Going forward, I wish to only to be surrounded by people who accept and love me for me. If someone has a problem with my ability to use the word “fuck” in pretty much any context or the way I get a hearty laugh out of the fact that I’m still learning how to use a bong, frequently referring to myself as a “newbie,” then that person most likely shouldn’t be around me. If he or she expresses disdain for my frequent inappropriateness or criticizes me for my aptitude to drink a bottle of wine in one sitting, then he or she shouldn’t be a friend of mine.
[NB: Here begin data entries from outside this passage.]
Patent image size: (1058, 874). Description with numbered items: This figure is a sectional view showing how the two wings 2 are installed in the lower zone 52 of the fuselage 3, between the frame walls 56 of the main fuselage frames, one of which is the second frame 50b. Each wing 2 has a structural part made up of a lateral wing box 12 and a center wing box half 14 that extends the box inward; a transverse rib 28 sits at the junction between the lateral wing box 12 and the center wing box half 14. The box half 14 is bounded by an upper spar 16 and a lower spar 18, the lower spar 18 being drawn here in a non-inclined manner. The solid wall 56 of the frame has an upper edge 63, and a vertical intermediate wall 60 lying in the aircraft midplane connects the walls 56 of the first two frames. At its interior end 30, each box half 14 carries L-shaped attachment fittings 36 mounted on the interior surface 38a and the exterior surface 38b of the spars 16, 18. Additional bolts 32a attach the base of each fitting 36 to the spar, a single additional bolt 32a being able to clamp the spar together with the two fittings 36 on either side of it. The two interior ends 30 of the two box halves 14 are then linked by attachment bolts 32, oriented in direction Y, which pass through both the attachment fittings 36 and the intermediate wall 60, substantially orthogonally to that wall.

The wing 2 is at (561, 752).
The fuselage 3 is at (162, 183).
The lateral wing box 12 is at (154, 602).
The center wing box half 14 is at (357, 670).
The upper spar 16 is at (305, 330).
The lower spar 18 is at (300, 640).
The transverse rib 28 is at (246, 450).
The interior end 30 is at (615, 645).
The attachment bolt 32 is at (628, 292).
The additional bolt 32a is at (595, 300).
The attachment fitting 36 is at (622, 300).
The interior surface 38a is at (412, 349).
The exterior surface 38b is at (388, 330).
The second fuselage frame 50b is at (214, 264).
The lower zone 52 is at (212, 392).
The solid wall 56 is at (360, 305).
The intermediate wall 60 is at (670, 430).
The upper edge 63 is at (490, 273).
I have gratefully managed to find myself surrounded by some of the most amazing human beings on this planet – an eclectic mix of old and new, from all corners of the Earth and each with his/her own unique story. They accept me with grace, love me because of my potty mouth, laugh with me when my extensive imagination manifests itself into words or actions, drink bottles of wine with me, light the bong for me and they don’t have a problem letting me know if and when I’ve crossed a line.
I greatly appreciate someone who can look me in the eye and say, “Linds, you’re being irrational and you shouldn’t do that.” – Someone who still loves me even if I don’t heed his/her advice, who now looks me in the eye and says, “I told you so – you shouldn’t have done that you crazy bitch.” I’m reminded every day of just how blessed I am by these people I call my family.
It’s true what they say about knowing who your true friends are when the going gets rough – when life present one with death, disaster, divorce, what have you. I recently lost a couple of friends, who I had deemed close for about ten years. Quite honestly, I’m not sure how or why this came to fruition. The only thing I can figure is that when my life saw some dark trials and tribulations, they saw a bright, neon exit sign.
I read this funny quote once that said:
In all relationships I’ve ever cared about that appeared to be nearing their end, I’ve had a need to make certain that I gave it my all, so I often found myself blocking the exit way – clawing away at anything that might be salvageable. Truthfully, though, who wants to be surrounded by people that you had to dig your claws into to make them stick around for a little while longer? In my humble opinion, the only claws worth digging are the ones in the bedroom, on someone’s back.
Letting go, though, mercifully comes with growth, maturity and freedom. By finally stepping out of the way of the exit, I allow more room for my true friends and for my self to cultivate the positive kind of life in which I wish to lead. When the ride gets a little bumpy and someone stands up in hasty search for the nearest exit, I’ve discovered that it’s best to let him/her find it. There are plenty of quality passengers already making my ride well worth it and the exciting prospect of, perhaps, others along this journey that will want to hop on. Space is never limited but one must earn a seat.